In short, integration was at root a response to balance of power considerations. The decision to surrender sovereignty and establish a centrally governed coalition was driven by fear of the overwhelming power of the Soviet Union. No group of European states had faced such a mighty adversary since the advent of the nation-state system. Even as they came together in this unprecedented way, however, the French and the West Germans eyed one another warily and worried about the distribution of power within the coalition. It was this concern that led them to conclude that they had to share control of the group: to integrate and establish a community.
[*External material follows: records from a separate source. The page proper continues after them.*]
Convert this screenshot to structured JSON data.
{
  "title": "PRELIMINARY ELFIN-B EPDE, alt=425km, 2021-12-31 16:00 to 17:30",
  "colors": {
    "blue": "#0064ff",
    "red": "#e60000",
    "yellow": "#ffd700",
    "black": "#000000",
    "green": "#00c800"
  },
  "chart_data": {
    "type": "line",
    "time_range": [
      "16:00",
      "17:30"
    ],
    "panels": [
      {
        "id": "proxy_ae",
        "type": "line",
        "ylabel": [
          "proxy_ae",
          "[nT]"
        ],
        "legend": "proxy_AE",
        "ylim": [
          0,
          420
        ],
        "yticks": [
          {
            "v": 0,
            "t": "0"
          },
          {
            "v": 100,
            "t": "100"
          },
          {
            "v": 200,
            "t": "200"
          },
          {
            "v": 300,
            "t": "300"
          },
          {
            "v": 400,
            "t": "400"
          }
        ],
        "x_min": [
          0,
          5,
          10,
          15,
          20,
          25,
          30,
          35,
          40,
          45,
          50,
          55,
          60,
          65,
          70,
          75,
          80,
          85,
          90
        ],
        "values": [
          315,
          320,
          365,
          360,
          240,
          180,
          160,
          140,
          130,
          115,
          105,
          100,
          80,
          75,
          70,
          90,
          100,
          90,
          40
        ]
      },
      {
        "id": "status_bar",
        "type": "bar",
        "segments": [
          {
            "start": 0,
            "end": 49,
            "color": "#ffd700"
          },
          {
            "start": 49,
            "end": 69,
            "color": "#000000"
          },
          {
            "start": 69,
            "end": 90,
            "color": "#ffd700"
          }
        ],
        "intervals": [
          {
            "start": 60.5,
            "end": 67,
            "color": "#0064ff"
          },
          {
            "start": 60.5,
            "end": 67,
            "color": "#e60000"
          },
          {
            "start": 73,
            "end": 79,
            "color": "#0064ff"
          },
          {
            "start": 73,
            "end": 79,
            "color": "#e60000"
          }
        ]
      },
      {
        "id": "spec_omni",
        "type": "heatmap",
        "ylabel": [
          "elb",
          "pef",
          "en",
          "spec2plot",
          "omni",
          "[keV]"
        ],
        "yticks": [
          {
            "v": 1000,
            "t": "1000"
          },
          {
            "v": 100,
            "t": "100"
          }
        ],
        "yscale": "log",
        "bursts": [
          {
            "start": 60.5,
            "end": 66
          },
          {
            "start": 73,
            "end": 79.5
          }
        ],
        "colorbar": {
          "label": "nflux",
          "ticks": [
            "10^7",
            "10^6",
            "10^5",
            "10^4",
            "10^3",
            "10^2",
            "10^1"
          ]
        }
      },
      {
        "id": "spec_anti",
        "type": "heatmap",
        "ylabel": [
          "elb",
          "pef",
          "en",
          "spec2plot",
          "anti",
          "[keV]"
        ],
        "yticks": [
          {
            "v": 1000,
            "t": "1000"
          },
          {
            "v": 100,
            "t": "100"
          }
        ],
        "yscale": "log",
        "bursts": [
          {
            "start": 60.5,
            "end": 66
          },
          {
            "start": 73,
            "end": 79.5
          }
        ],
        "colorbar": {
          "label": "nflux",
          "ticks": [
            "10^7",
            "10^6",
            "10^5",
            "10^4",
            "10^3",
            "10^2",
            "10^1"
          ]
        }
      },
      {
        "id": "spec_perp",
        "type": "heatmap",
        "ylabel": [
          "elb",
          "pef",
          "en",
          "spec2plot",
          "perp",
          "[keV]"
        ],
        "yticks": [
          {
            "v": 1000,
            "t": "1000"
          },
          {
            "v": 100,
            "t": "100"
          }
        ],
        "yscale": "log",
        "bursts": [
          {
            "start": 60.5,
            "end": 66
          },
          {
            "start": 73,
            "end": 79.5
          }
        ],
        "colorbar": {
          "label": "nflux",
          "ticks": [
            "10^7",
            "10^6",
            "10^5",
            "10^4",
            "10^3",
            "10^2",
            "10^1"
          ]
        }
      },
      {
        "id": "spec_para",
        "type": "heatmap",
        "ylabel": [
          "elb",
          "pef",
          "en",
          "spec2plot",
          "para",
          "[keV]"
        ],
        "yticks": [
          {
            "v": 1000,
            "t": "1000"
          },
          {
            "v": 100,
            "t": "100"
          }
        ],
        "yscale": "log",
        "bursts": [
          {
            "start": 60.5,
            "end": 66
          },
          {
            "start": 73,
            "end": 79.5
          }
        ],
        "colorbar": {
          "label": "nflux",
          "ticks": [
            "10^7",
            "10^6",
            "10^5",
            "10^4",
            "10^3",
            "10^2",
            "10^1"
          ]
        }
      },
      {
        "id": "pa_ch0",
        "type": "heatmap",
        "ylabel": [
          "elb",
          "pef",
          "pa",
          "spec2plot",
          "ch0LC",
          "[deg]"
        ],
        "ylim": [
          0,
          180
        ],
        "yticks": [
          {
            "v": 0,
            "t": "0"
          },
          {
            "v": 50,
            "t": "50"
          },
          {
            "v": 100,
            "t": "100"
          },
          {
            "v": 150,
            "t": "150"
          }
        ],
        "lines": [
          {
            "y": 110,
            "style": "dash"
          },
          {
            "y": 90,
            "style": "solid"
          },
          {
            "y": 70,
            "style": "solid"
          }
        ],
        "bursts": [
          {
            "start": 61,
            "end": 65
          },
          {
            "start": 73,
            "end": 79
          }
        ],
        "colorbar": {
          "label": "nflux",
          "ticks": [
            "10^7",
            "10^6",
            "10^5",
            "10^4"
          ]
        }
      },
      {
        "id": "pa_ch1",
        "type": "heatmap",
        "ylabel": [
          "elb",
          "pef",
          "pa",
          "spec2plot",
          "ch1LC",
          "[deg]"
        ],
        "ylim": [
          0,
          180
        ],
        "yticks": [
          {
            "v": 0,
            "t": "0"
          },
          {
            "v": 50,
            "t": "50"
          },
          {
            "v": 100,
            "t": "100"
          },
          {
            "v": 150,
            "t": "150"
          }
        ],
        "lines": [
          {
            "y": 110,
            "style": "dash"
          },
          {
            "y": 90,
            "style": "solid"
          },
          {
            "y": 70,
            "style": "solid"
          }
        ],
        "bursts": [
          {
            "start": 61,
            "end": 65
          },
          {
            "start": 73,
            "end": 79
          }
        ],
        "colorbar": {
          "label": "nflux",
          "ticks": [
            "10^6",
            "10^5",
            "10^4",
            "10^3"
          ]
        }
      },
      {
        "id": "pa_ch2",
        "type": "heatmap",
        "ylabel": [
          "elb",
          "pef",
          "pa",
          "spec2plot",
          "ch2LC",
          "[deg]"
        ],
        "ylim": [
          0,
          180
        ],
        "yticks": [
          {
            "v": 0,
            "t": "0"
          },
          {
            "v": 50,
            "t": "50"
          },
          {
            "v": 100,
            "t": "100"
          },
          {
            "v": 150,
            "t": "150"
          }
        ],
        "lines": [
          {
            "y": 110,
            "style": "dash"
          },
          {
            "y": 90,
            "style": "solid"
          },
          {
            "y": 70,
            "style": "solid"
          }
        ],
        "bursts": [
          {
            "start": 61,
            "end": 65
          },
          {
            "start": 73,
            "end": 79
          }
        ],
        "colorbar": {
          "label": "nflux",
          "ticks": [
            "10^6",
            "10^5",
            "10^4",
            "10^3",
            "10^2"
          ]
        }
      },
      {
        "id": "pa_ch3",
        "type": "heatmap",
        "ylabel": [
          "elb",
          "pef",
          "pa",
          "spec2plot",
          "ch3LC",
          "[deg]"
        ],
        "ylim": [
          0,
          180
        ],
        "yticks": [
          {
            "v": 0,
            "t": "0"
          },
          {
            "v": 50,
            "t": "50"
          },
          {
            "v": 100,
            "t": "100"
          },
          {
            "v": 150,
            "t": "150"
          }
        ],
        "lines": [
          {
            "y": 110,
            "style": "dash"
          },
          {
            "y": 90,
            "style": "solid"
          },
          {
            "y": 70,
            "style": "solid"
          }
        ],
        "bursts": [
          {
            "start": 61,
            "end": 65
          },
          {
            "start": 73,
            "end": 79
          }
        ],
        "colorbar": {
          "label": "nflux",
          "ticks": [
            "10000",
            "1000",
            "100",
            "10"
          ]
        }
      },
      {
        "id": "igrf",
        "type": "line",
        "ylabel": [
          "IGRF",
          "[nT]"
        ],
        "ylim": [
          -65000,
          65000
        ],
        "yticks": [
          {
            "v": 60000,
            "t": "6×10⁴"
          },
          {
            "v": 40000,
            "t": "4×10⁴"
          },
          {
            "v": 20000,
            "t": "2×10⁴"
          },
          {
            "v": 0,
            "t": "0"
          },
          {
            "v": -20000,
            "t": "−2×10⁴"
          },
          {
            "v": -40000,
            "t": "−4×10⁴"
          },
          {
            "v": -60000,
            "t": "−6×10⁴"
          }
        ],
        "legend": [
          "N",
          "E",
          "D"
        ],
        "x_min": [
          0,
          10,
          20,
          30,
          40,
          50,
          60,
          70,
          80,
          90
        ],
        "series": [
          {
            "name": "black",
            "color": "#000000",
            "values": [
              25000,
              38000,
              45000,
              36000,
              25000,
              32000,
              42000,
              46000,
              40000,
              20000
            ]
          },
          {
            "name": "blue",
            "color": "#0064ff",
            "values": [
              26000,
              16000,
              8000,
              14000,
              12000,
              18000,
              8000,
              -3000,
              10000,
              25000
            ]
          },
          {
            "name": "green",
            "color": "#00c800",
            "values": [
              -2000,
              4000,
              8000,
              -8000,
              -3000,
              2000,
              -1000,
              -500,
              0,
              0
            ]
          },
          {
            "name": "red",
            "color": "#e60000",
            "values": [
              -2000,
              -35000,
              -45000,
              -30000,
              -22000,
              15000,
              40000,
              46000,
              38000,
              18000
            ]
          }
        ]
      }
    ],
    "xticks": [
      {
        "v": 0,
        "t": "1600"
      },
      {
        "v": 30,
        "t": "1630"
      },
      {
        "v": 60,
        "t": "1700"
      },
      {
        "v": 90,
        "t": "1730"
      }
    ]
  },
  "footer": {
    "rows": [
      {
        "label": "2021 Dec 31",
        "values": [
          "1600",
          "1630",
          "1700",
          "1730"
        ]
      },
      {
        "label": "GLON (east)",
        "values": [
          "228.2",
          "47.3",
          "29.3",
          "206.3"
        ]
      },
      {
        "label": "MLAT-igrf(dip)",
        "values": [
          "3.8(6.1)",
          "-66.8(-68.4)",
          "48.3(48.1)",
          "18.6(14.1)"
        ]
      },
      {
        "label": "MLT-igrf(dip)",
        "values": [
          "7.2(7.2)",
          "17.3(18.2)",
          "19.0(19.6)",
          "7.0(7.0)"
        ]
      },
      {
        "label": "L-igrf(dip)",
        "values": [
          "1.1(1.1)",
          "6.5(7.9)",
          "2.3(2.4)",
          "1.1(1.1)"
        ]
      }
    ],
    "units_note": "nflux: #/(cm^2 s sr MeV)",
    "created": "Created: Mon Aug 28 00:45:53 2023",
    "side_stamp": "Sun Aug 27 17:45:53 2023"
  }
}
Integration was the only formula that could conceivably maintain the existing, relatively even, balance of power between them.
Major Events
This kind of reasoning played out twice in the 1950s and in doing so established the core of todays EC. The European Coal and Steel Community (ECSC) was clearly the product of balance of power considerations. The French proposed the heavy-industry pool on May 9, 1950, believing that a centrally governed and jointly managed community of this kind would simultaneously establish a bulwark against Soviet expansion and maintain an even balance of power between France and the newly established Federal Republic. The Germans shared this view. Chancellor Konrad Adenauer, for example, was convinced of the need to construct a substantial counterweight to Soviet power in the western half of the continent and understood that the most Germany could hope for was joint control of the emerging entity. Given such a coincidence of views, it was only a matter of time before the two sides ironed out the details. France, Germany, Italy, and the Benelux states (Belgium, the Netherlands, and Luxembourg) the Six signed the Treaty of Paris establishing the ECSC on April 18, 1951, and the coal and steel pool began operations on July 23, 1952.
In the mid-1950s, the west Europeans went a step further and created the European Economic Community (EEC), again based on balance of power thinking. Although there had been talk of a full-blown economic community for some time, the process that ultimately led to the creation of the EEC began on June 3, 1955, when the Six declared their intention to establish common economic institutions, progressively fuse their national economies, and create a common market. The French and German decisions to commit to the process were based on pure balance of power calculations: a jointly controlled, regionwide economic community would produce enough power to deter Soviet aggression in the event of an American withdrawal from the continent and maintain a rough balance of power within western Europe. It took some time to negotiate the details of the agreement, but the decision had been made. On March 25, 1957, the Six signed the Treaty of Rome establishing the EEC.